In many ways a fragmented extension of Lee Isaac Chung’s magical-realist drama Munyurangabo (on which Ruhorahoza served as associate producer), Grey Matter is wholly interested in the effects of lingering trauma on all Rwandans—most interestingly those who were abroad during the genocide and therefore suffering a sense of tragedy and guilt by extension. In the film’s early moments, Balthazar (Hervé Kimenyi), a young director trying desperately to raise money for his audacious film The Cycle of the Cockroach, grapples with this very feeling. Often filmed in isolation, Balthazar traverses modern-day Kigali seemingly lost in thought and haunted by impenetrable memories he’s attempting to clarify through his film. Additionally hindered by financial and artistic disappointments, Balthazar conducts a series of video diaries that reveal a seething anger toward a Rwandan government unwilling to address the country’s complicated past. The institutional outlets that should support his artistic freedom are failing him, and Balthazar isn’t above visiting a sketchy moneylender to get his film made.
Balthazar’s frustrations reduce down to their purist form during a conversation with his lead actress, Mary (Natasha Muziramakenga), in which the pair shares an intense discussion on the aesthetic treatment of a scripted rape sequence based on the idea of “insane violence.” When Mary questions his vision, there’s an air of pretentiousness to Balthazar’s rigid justifications (he cites both Blue Velvet and Irréversible as influences). Almost immediately, Grey Matter cuts into the world of The Cycle of the Cockroach, splitting the remaining running time between two separate sequences that document very different perspectives on post-genocide revisionism.

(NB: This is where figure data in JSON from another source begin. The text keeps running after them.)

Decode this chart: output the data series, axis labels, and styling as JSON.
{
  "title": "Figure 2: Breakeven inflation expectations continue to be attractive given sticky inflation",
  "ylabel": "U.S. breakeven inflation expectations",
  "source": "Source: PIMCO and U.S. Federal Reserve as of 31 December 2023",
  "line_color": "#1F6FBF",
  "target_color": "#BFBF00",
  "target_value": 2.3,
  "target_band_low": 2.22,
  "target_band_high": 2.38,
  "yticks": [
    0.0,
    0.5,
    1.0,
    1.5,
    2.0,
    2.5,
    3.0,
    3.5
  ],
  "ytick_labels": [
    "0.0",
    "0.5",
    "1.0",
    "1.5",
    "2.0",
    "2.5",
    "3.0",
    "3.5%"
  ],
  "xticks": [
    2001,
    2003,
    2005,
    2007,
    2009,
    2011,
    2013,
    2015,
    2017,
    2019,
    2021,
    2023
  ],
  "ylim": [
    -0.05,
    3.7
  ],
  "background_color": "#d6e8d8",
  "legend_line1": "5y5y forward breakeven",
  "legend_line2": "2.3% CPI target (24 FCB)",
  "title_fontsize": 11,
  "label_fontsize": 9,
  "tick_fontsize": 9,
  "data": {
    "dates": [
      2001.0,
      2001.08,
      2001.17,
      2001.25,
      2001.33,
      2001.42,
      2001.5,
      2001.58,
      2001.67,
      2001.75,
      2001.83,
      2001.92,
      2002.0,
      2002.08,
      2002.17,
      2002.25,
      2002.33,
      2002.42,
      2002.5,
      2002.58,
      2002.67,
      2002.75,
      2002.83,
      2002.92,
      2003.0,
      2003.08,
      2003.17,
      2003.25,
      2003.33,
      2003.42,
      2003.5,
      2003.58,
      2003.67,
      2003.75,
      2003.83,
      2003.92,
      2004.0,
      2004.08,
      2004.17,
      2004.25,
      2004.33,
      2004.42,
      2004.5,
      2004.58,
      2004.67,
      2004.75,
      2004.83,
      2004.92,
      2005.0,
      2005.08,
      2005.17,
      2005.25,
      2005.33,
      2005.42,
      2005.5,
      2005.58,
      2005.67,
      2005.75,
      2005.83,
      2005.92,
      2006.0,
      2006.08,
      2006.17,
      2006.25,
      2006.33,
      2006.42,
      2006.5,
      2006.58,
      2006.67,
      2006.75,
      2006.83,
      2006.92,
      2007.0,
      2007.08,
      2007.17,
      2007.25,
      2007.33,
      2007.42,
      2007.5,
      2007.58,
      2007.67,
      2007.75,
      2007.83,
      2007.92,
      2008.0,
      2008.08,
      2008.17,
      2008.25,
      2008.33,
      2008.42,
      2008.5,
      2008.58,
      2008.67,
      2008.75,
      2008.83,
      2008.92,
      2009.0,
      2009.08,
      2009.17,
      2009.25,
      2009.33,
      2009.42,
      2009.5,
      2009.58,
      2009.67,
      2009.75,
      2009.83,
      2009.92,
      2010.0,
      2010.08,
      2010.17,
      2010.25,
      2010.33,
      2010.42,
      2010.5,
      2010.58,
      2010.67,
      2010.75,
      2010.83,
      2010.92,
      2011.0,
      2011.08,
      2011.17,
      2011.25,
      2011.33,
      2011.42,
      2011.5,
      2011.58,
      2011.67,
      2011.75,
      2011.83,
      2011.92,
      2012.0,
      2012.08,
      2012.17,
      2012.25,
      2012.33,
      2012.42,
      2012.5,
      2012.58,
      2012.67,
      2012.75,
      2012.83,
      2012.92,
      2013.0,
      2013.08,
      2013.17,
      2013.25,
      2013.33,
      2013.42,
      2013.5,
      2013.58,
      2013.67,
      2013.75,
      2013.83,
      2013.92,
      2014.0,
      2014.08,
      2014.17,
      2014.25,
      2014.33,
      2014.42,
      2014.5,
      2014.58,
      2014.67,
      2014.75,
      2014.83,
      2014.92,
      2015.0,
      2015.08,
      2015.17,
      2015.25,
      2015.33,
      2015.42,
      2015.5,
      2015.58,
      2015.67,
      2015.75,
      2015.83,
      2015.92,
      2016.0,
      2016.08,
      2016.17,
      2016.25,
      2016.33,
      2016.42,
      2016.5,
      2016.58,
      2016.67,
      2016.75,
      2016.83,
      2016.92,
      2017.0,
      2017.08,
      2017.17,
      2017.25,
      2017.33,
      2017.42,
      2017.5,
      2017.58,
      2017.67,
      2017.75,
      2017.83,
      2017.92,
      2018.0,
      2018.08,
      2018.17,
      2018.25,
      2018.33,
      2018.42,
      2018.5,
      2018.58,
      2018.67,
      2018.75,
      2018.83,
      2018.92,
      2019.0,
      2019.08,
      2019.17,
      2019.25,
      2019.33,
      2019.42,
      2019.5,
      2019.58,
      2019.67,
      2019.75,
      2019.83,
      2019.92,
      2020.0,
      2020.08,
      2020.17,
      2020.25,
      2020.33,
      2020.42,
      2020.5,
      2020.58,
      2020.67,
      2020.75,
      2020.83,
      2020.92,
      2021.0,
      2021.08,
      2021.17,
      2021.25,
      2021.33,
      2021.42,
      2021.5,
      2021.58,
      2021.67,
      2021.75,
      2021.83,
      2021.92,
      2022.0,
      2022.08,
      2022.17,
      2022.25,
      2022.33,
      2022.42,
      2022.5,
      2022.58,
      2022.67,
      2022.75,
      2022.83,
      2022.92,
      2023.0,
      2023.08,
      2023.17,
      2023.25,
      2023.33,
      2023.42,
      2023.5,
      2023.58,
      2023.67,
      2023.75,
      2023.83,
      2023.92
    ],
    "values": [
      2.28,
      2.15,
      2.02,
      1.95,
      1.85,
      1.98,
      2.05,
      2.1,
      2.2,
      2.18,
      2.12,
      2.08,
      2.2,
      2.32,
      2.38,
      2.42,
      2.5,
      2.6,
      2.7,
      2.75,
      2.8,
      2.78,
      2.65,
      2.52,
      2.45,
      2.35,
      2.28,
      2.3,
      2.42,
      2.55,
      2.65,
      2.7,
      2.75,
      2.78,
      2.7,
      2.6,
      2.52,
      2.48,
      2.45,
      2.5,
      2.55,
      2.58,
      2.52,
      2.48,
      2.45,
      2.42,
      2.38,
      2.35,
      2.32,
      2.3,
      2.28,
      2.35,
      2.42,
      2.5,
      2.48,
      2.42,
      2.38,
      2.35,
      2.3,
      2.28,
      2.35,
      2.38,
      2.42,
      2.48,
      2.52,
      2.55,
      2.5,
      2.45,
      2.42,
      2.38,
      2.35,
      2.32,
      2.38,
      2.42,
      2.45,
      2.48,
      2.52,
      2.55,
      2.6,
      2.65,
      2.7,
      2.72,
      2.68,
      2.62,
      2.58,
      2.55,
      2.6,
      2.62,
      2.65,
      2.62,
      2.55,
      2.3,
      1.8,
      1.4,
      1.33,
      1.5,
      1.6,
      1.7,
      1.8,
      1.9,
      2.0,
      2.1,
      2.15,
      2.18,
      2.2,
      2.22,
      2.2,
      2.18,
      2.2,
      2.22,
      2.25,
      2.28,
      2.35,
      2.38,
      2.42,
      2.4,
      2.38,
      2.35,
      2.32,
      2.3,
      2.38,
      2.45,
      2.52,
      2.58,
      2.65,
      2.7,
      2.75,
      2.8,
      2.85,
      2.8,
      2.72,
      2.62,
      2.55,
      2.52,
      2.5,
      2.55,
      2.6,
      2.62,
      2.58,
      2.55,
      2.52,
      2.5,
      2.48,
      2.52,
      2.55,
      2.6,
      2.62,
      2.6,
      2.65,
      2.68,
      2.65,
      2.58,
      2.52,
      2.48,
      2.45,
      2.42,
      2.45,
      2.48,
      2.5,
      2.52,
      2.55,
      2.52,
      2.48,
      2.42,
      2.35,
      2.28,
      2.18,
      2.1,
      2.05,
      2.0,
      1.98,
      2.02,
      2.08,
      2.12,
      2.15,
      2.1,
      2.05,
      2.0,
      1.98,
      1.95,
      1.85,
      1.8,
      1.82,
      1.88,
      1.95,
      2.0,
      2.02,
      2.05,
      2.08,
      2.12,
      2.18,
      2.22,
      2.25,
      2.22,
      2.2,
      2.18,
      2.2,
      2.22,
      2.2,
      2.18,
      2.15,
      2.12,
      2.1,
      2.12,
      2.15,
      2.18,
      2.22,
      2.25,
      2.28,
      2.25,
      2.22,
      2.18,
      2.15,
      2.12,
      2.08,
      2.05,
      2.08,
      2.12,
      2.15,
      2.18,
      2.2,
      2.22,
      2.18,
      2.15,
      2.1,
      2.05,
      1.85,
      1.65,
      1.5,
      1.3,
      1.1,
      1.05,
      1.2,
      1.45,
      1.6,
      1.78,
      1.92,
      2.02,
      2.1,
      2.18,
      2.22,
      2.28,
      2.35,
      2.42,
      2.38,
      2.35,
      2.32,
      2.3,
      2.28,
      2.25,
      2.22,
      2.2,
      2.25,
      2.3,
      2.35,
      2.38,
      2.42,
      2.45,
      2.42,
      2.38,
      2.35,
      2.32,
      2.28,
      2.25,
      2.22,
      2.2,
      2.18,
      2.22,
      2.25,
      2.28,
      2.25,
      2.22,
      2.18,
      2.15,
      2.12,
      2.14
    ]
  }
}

In the first segment, which takes place entirely inside a stark prison cell, an unnamed bearded inmate credited only as Madman (Jp Uwayezu) relives the hours leading up to the genocide entirely through non-diagetic sound effects and voice over. Propagandized radio announcements, so instrumental in sparking the rage behind Hutu killings of Tutsi’s, repeating the word “cockroach” until the Madman is seething with anger. Sporadically, pairs of hands reach through the bars and give the Madman booze, drugs, and finally a machete, a timeline charting both the intoxication of body and soul. The sequence is jarring for its theatricality and affecting because of its confrontationist methodology toward the aggressor’s stance.

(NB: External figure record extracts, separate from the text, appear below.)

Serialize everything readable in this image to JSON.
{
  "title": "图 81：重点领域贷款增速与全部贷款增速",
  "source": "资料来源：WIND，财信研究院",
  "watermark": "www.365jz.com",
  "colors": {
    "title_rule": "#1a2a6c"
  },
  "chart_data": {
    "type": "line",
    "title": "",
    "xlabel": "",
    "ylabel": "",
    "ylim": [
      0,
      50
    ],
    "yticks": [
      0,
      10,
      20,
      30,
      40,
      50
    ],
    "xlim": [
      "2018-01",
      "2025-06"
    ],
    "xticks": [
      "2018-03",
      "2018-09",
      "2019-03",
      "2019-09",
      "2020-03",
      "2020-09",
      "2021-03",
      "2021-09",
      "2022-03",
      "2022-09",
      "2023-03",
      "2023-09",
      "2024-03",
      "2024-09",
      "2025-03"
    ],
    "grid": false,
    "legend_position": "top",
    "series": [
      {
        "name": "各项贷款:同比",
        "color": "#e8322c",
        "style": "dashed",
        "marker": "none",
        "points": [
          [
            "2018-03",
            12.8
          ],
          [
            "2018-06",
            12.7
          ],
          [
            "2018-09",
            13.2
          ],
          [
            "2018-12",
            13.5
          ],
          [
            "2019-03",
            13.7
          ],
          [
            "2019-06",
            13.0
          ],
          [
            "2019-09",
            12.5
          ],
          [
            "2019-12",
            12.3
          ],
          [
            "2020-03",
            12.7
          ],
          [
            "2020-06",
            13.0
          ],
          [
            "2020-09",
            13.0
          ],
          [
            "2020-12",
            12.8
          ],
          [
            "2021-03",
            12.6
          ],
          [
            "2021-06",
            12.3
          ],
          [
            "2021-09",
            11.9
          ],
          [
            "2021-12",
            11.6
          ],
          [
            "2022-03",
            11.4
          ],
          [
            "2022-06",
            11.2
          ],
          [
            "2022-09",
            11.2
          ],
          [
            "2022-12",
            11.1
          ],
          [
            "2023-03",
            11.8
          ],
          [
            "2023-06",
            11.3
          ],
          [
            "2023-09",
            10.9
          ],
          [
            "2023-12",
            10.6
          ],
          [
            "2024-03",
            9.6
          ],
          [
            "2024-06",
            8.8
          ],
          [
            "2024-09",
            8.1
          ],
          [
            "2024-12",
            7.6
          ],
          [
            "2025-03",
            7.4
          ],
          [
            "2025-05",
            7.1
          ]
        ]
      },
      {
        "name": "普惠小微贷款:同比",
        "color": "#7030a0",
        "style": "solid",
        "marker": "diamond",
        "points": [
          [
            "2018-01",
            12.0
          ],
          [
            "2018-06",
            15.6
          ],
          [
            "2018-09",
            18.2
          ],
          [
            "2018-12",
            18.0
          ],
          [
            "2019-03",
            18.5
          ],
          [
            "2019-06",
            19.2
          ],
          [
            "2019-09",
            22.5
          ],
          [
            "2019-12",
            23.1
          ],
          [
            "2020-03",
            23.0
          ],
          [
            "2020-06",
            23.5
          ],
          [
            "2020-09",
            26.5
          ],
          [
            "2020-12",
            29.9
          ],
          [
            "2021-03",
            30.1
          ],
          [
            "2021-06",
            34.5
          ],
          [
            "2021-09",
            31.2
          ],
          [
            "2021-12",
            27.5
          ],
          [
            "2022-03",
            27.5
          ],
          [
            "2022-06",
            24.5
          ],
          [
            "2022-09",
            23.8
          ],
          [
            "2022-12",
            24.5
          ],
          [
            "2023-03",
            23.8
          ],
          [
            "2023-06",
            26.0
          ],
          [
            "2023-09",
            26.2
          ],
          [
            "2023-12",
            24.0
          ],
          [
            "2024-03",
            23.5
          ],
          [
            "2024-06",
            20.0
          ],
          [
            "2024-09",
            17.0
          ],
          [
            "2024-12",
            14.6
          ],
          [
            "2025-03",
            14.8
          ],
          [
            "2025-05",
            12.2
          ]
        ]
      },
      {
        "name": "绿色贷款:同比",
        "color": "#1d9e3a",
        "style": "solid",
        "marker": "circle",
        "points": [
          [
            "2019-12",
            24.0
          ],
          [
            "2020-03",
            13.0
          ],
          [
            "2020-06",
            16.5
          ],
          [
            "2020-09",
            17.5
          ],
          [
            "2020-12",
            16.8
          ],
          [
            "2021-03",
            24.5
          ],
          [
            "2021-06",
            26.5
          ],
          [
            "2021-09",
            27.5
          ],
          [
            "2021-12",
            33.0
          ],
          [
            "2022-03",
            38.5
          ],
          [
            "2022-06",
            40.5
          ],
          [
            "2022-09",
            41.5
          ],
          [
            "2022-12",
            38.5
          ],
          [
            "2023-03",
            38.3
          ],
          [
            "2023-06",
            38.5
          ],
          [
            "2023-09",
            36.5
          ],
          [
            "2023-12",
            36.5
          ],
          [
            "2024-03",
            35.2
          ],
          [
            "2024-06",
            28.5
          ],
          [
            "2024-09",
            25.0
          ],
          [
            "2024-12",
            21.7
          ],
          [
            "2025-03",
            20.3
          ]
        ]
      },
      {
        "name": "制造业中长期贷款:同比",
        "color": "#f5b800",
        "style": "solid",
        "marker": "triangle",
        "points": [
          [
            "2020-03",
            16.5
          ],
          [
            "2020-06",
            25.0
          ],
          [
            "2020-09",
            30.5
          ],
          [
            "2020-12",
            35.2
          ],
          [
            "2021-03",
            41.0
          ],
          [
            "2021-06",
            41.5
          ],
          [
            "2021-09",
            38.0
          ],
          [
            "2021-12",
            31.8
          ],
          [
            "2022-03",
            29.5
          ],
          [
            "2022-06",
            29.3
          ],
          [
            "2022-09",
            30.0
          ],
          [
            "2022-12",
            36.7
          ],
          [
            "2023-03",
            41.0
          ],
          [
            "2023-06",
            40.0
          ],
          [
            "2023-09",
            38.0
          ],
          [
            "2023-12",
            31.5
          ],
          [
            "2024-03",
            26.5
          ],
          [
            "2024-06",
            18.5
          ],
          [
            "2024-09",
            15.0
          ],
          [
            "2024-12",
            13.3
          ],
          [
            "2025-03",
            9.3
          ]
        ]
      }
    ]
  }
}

The second portion of Cycle of the Cockroach is far more nuanced and frightening, addressing the victim’s perspective through the eyes of Yvan (Shami Bizimana) and Justine (Ruth Shanel Nirere), siblings who’ve lost their entirely family in the genocide. His face rendered permanently anonymous by wearing a motorcycle helmet in every scene, Ivan is tortured by images of burning bodies and the incessant sound of machine-gun fire. As Yvan contemplates suicide, Justine is forced to perform sexual favors for the doctor who is providing her brother with medication. Yet the most fascinating aspect of this extended denouement is the revelation that Yvan was studying in Belgium during the genocide, proving his traumatized memories as figments of a guilt-ridden conscious relentlessly trying to fill in the gaps of a tragedy he experienced in absence.

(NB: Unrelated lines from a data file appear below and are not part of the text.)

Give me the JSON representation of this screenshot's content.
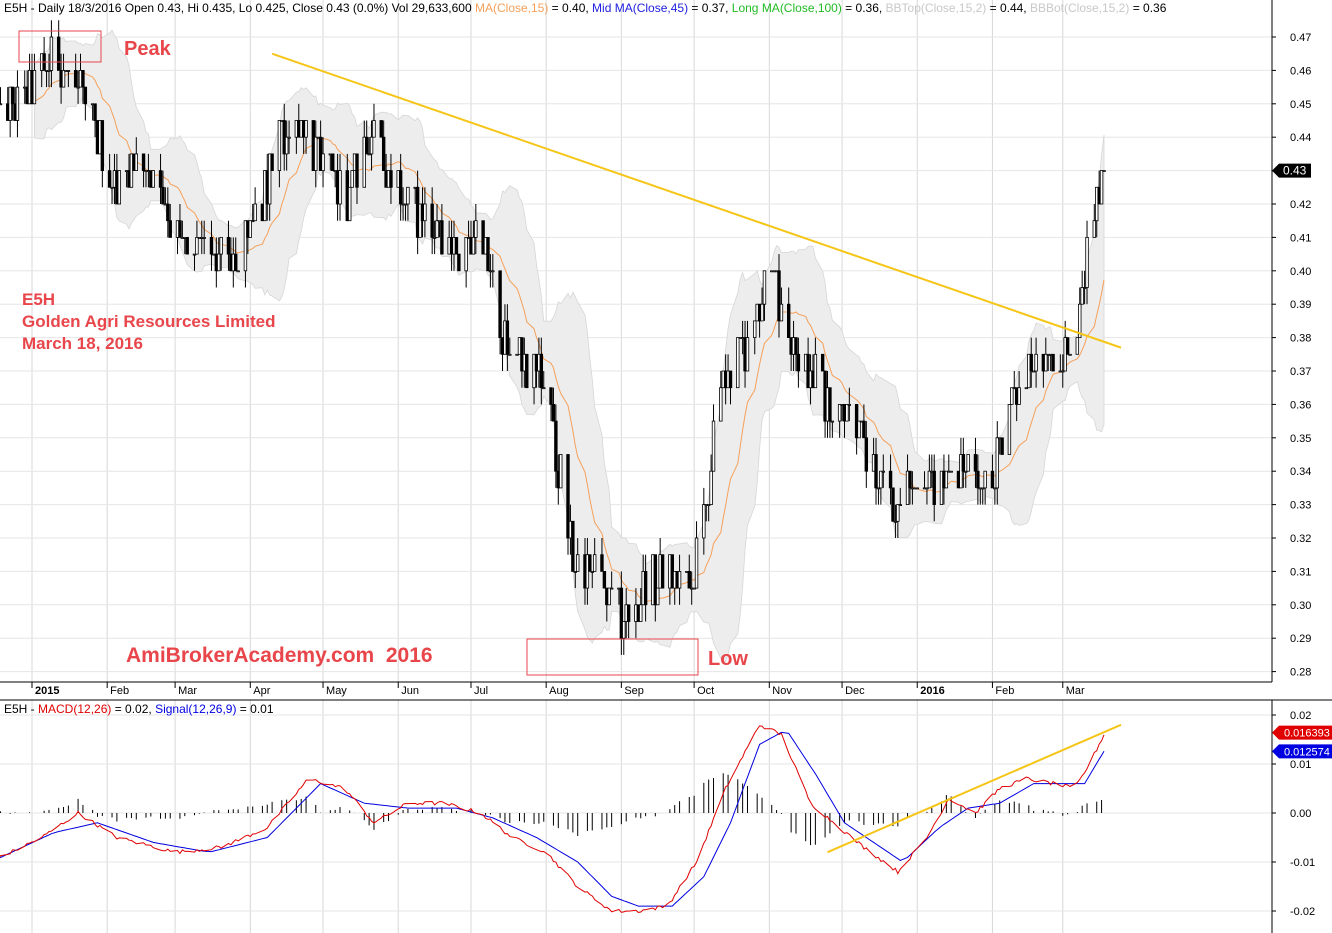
{
  "header": {
    "price": {
      "ticker": "E5H",
      "info": " - Daily 18/3/2016 Open 0.43, Hi 0.435, Lo 0.425, Close 0.43 (0.0%) Vol 29,633,600 ",
      "ma_label": "MA(Close,15)",
      "ma_value": " = 0.40, ",
      "midma_prefix": "Mid ",
      "midma_label": "MA(Close,45)",
      "midma_value": " = 0.37, ",
      "longma_prefix": "Long ",
      "longma_label": "MA(Close,100)",
      "longma_value": " = 0.36, ",
      "bbtop_label": "BBTop(Close,15,2)",
      "bbtop_value": " = 0.44, ",
      "bbbot_label": "BBBot(Close,15,2)",
      "bbbot_value": " = 0.36"
    },
    "macd": {
      "ticker": "E5H",
      "sep": " - ",
      "macd_label": "MACD(12,26)",
      "macd_value": " = 0.02, ",
      "signal_label": "Signal(12,26,9)",
      "signal_value": " = 0.01"
    }
  },
  "annotations": {
    "peak": "Peak",
    "low": "Low",
    "stock_code": "E5H",
    "company": "Golden Agri Resources Limited",
    "date": "March 18, 2016",
    "watermark": "AmiBrokerAcademy.com  2016"
  },
  "markers": {
    "last_price": "0.43",
    "macd_last": "0.016393",
    "signal_last": "0.012574"
  },
  "colors": {
    "ma15": "#f5a05a",
    "midma": "#2020e0",
    "longma": "#22bb22",
    "bb_band": "#ededed",
    "trendline": "#f5c518",
    "macd": "#e00000",
    "signal": "#0000e0",
    "annotation": "#e8464b",
    "candle": "#000000"
  },
  "chart_data": [
    {
      "type": "candlestick",
      "title": "E5H - Daily",
      "y_axis_side": "right",
      "ylim": [
        0.275,
        0.475
      ],
      "y_ticks": [
        "0.47",
        "0.46",
        "0.45",
        "0.44",
        "0.43",
        "0.42",
        "0.41",
        "0.40",
        "0.39",
        "0.38",
        "0.37",
        "0.36",
        "0.35",
        "0.34",
        "0.33",
        "0.32",
        "0.31",
        "0.30",
        "0.29",
        "0.28"
      ],
      "x_labels": [
        "2015",
        "Feb",
        "Mar",
        "Apr",
        "May",
        "Jun",
        "Jul",
        "Aug",
        "Sep",
        "Oct",
        "Nov",
        "Dec",
        "2016",
        "Feb",
        "Mar"
      ],
      "x_range": [
        "2015-01-01",
        "2016-03-18"
      ],
      "close_path": [
        [
          "2014-12-15",
          0.445
        ],
        [
          "2015-01-02",
          0.455
        ],
        [
          "2015-01-10",
          0.465
        ],
        [
          "2015-01-20",
          0.455
        ],
        [
          "2015-01-28",
          0.44
        ],
        [
          "2015-02-05",
          0.425
        ],
        [
          "2015-02-15",
          0.435
        ],
        [
          "2015-02-25",
          0.42
        ],
        [
          "2015-03-06",
          0.41
        ],
        [
          "2015-03-16",
          0.405
        ],
        [
          "2015-03-26",
          0.4
        ],
        [
          "2015-04-06",
          0.42
        ],
        [
          "2015-04-13",
          0.44
        ],
        [
          "2015-04-22",
          0.445
        ],
        [
          "2015-05-01",
          0.43
        ],
        [
          "2015-05-11",
          0.42
        ],
        [
          "2015-05-20",
          0.44
        ],
        [
          "2015-05-29",
          0.43
        ],
        [
          "2015-06-08",
          0.42
        ],
        [
          "2015-06-17",
          0.41
        ],
        [
          "2015-06-26",
          0.405
        ],
        [
          "2015-07-03",
          0.41
        ],
        [
          "2015-07-08",
          0.405
        ],
        [
          "2015-07-14",
          0.38
        ],
        [
          "2015-07-22",
          0.375
        ],
        [
          "2015-08-01",
          0.365
        ],
        [
          "2015-08-06",
          0.34
        ],
        [
          "2015-08-12",
          0.315
        ],
        [
          "2015-08-20",
          0.31
        ],
        [
          "2015-08-28",
          0.3
        ],
        [
          "2015-09-04",
          0.295
        ],
        [
          "2015-09-11",
          0.305
        ],
        [
          "2015-09-21",
          0.31
        ],
        [
          "2015-09-30",
          0.305
        ],
        [
          "2015-10-05",
          0.325
        ],
        [
          "2015-10-10",
          0.355
        ],
        [
          "2015-10-14",
          0.37
        ],
        [
          "2015-10-22",
          0.375
        ],
        [
          "2015-10-30",
          0.395
        ],
        [
          "2015-11-04",
          0.395
        ],
        [
          "2015-11-10",
          0.38
        ],
        [
          "2015-11-18",
          0.37
        ],
        [
          "2015-11-26",
          0.36
        ],
        [
          "2015-12-06",
          0.355
        ],
        [
          "2015-12-16",
          0.34
        ],
        [
          "2015-12-23",
          0.33
        ],
        [
          "2016-01-01",
          0.34
        ],
        [
          "2016-01-10",
          0.335
        ],
        [
          "2016-01-20",
          0.345
        ],
        [
          "2016-01-30",
          0.335
        ],
        [
          "2016-02-08",
          0.355
        ],
        [
          "2016-02-15",
          0.37
        ],
        [
          "2016-02-25",
          0.37
        ],
        [
          "2016-03-04",
          0.375
        ],
        [
          "2016-03-09",
          0.395
        ],
        [
          "2016-03-14",
          0.415
        ],
        [
          "2016-03-18",
          0.43
        ]
      ],
      "last_close": 0.43,
      "bollinger_bands": "BBTop(Close,15,2) / BBBot(Close,15,2)",
      "moving_average": "MA(Close,15)",
      "trendline": [
        [
          "2015-04-10",
          0.465
        ],
        [
          "2016-03-25",
          0.377
        ]
      ],
      "annotations": [
        "Peak",
        "Low"
      ]
    },
    {
      "type": "line",
      "title": "MACD(12,26)",
      "y_axis_side": "right",
      "ylim": [
        -0.0215,
        0.022
      ],
      "y_ticks": [
        "0.02",
        "0.01",
        "0.00",
        "-0.01",
        "-0.02"
      ],
      "series": [
        {
          "name": "MACD(12,26)",
          "last": 0.02,
          "points": [
            [
              "2014-12-15",
              -0.01
            ],
            [
              "2015-01-05",
              -0.005
            ],
            [
              "2015-01-20",
              0.0
            ],
            [
              "2015-02-05",
              -0.005
            ],
            [
              "2015-03-01",
              -0.008
            ],
            [
              "2015-03-20",
              -0.007
            ],
            [
              "2015-04-08",
              -0.003
            ],
            [
              "2015-04-25",
              0.007
            ],
            [
              "2015-05-10",
              0.005
            ],
            [
              "2015-05-22",
              -0.002
            ],
            [
              "2015-06-05",
              0.002
            ],
            [
              "2015-06-20",
              0.002
            ],
            [
              "2015-07-05",
              0.0
            ],
            [
              "2015-07-18",
              -0.005
            ],
            [
              "2015-08-01",
              -0.008
            ],
            [
              "2015-08-14",
              -0.015
            ],
            [
              "2015-08-28",
              -0.02
            ],
            [
              "2015-09-08",
              -0.02
            ],
            [
              "2015-09-20",
              -0.019
            ],
            [
              "2015-10-02",
              -0.01
            ],
            [
              "2015-10-14",
              0.005
            ],
            [
              "2015-10-28",
              0.018
            ],
            [
              "2015-11-06",
              0.016
            ],
            [
              "2015-11-18",
              0.002
            ],
            [
              "2015-11-30",
              -0.003
            ],
            [
              "2015-12-10",
              -0.007
            ],
            [
              "2015-12-24",
              -0.012
            ],
            [
              "2016-01-05",
              -0.005
            ],
            [
              "2016-01-14",
              0.003
            ],
            [
              "2016-01-25",
              0.0
            ],
            [
              "2016-02-04",
              0.005
            ],
            [
              "2016-02-15",
              0.007
            ],
            [
              "2016-02-26",
              0.006
            ],
            [
              "2016-03-06",
              0.005
            ],
            [
              "2016-03-12",
              0.01
            ],
            [
              "2016-03-18",
              0.016
            ]
          ]
        },
        {
          "name": "Signal(12,26,9)",
          "last": 0.01,
          "points": [
            [
              "2014-12-15",
              -0.01
            ],
            [
              "2015-01-10",
              -0.004
            ],
            [
              "2015-01-28",
              -0.002
            ],
            [
              "2015-02-20",
              -0.006
            ],
            [
              "2015-03-15",
              -0.008
            ],
            [
              "2015-04-08",
              -0.005
            ],
            [
              "2015-04-30",
              0.006
            ],
            [
              "2015-05-18",
              0.002
            ],
            [
              "2015-06-05",
              0.001
            ],
            [
              "2015-06-25",
              0.001
            ],
            [
              "2015-07-10",
              -0.001
            ],
            [
              "2015-07-28",
              -0.005
            ],
            [
              "2015-08-14",
              -0.01
            ],
            [
              "2015-08-28",
              -0.017
            ],
            [
              "2015-09-08",
              -0.019
            ],
            [
              "2015-09-22",
              -0.019
            ],
            [
              "2015-10-05",
              -0.013
            ],
            [
              "2015-10-16",
              -0.002
            ],
            [
              "2015-10-28",
              0.014
            ],
            [
              "2015-11-08",
              0.017
            ],
            [
              "2015-11-20",
              0.008
            ],
            [
              "2015-12-02",
              -0.002
            ],
            [
              "2015-12-14",
              -0.006
            ],
            [
              "2015-12-26",
              -0.01
            ],
            [
              "2016-01-10",
              -0.003
            ],
            [
              "2016-01-22",
              0.001
            ],
            [
              "2016-02-04",
              0.002
            ],
            [
              "2016-02-18",
              0.006
            ],
            [
              "2016-03-02",
              0.006
            ],
            [
              "2016-03-10",
              0.006
            ],
            [
              "2016-03-18",
              0.0126
            ]
          ]
        }
      ],
      "histogram": "MACD - Signal",
      "trendline": [
        [
          "2015-11-25",
          -0.008
        ],
        [
          "2016-03-25",
          0.018
        ]
      ]
    }
  ]
}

If the final moments of Grey Matter embody both Ruhorahoza and Balthazar’s art-film indulgences, especially the overt symbolism of the cockroach, one can forgive such fleeting triteness when there are so many other thematic victories to relish. Most lasting is a wrenching scene where Yvan and Justine visit their family’s summer home to watch the exhumation of a mass grave, most of the bodies making up their surrogate family. One of the men digging up the corpses is the aforementioned Madman, and as he swings his shovel out of frame, the next moment he’s slicing down using a machete. For these characters, history repeats itself in flashes of memory and trauma like this one, and it’s up to talented regional filmmakers like Ruhorahoza to mine such territory until hints of reconciliation can be reached.
Global Lens runs from January 12—28.